24 2 / 2012

Keep your QA close…and your users closer

Building great products is every engineer’s passion, more so when the product is going to get millions of visits every day. At IGN, we build such products and work hard to make sure that we have quality, scale, predictability, and stability with our systems. 

One of such systems is our Social API, which gets about 20K requests a minute. Recently we started noticing issues with this API farm going down for no obvious reason. Newrelic showed a massive spike getting data from memcached, but thats about all we had. Memcached hit ratio kept dropping whenever this happened - all the way to zero. This started happening at a much greater frequency while we started debugging critical pieces of code that could potentially fail to scale. We started looking at traffic data to see if there is anything unusual.
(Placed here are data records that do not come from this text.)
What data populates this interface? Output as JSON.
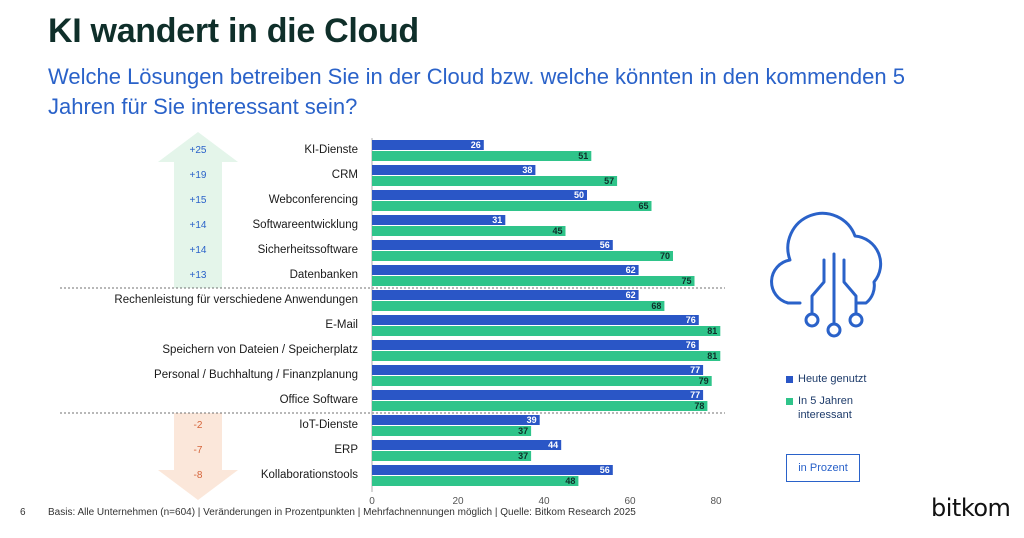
{
  "title": "KI wandert in die Cloud",
  "subtitle": "Welche Lösungen betreiben Sie in der Cloud bzw. welche könnten in den kommenden 5 Jahren für Sie interessant sein?",
  "page_number": "6",
  "footer": "Basis: Alle Unternehmen (n=604) | Veränderungen in Prozentpunkten | Mehrfachnennungen möglich | Quelle: Bitkom Research 2025",
  "logo_text": "bitkom",
  "legend": {
    "today": "Heute genutzt",
    "future": "In 5 Jahren interessant"
  },
  "unit_label": "in Prozent",
  "colors": {
    "today": "#2a56c6",
    "future": "#2fc48a",
    "up_arrow": "#e4f5ea",
    "down_arrow": "#fbe7da",
    "positive_change": "#2a62c9",
    "negative_change": "#d5643a",
    "icon": "#2a62c9"
  },
  "icon": "cloud-network-icon",
  "chart_data": {
    "type": "bar",
    "orientation": "horizontal",
    "categories": [
      "KI-Dienste",
      "CRM",
      "Webconferencing",
      "Softwareentwicklung",
      "Sicherheitssoftware",
      "Datenbanken",
      "Rechenleistung für verschiedene Anwendungen",
      "E-Mail",
      "Speichern von Dateien / Speicherplatz",
      "Personal / Buchhaltung / Finanzplanung",
      "Office Software",
      "IoT-Dienste",
      "ERP",
      "Kollaborationstools"
    ],
    "series": [
      {
        "name": "Heute genutzt",
        "values": [
          26,
          38,
          50,
          31,
          56,
          62,
          62,
          76,
          76,
          77,
          77,
          39,
          44,
          56
        ]
      },
      {
        "name": "In 5 Jahren interessant",
        "values": [
          51,
          57,
          65,
          45,
          70,
          75,
          68,
          81,
          81,
          79,
          78,
          37,
          37,
          48
        ]
      }
    ],
    "changes": [
      "+25",
      "+19",
      "+15",
      "+14",
      "+14",
      "+13",
      "",
      "",
      "",
      "",
      "",
      "-2",
      "-7",
      "-8"
    ],
    "group_breaks_after": [
      5,
      10
    ],
    "xlim": [
      0,
      85
    ],
    "xticks": [
      0,
      20,
      40,
      60,
      80
    ],
    "xlabel": "",
    "ylabel": ""
  }
}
Nothing stood out of the ordinary.

It was not until one fine morning when I received this from one of our top users, AngryMrBungle (read from bottom -> top)

This DM woke me up at 7AM, and I thought he could be talking about his browser crashing and not MyIGN. Later did I realize that he never mentioned a browser. Time to get more info.

That cleared up the entire situation. On my way to work I was able to link this problem to the exact classes and method that needed refactoring. We had a fix in place after a bit of whiteboarding.

Testing was again a challenge, as I did not want to bother AngryMrBungle, but at the same time we could not figure out to test the site in the right circumstances, fast. Thats one of the challenges with testing “scalability” with the right mix of requests. I asked him if he could help us test this and he gladly agreed. We had the team with eyes pinned on NewRelic. Not a blip on NewRelic. In a few minutes I got a DM from him that he did not face any problems like he did earlier.

This was good news for the team, and the refactored architecture will get rolled out to other API layers as well.

In summary, it is very critical for consumer facing sites to be in constant touch with the users. The users are way more passionate than we as engineers think, and very helpful in charting the feature set they want. We use uservoice and it does not surprise me to see users write detailed feedback and requests, and telling us how we can make the U|X better. We are refactoring quite a bit of technology platforms at IGN and moving to a more API-based, Open Architecture on the back-end, and Widget-based on the front-end. The idea is for us to build a platform to scale for user-base and content growth, and the only way to do this better is to engage with our audience. We take pride in being on top of this, and I thought this incident was something worth mentioning in a blog. Between engaging with our users on boards, MyIGN and twitter - UserVoice is something that helps us a lot with getting the pulse of the users, and pretty much have our product featureset “direction” on an auto-pilot. 

I’ll write a separate blog explaining the technical side of this “scalability bug” that AngryMrBungle helped uncover.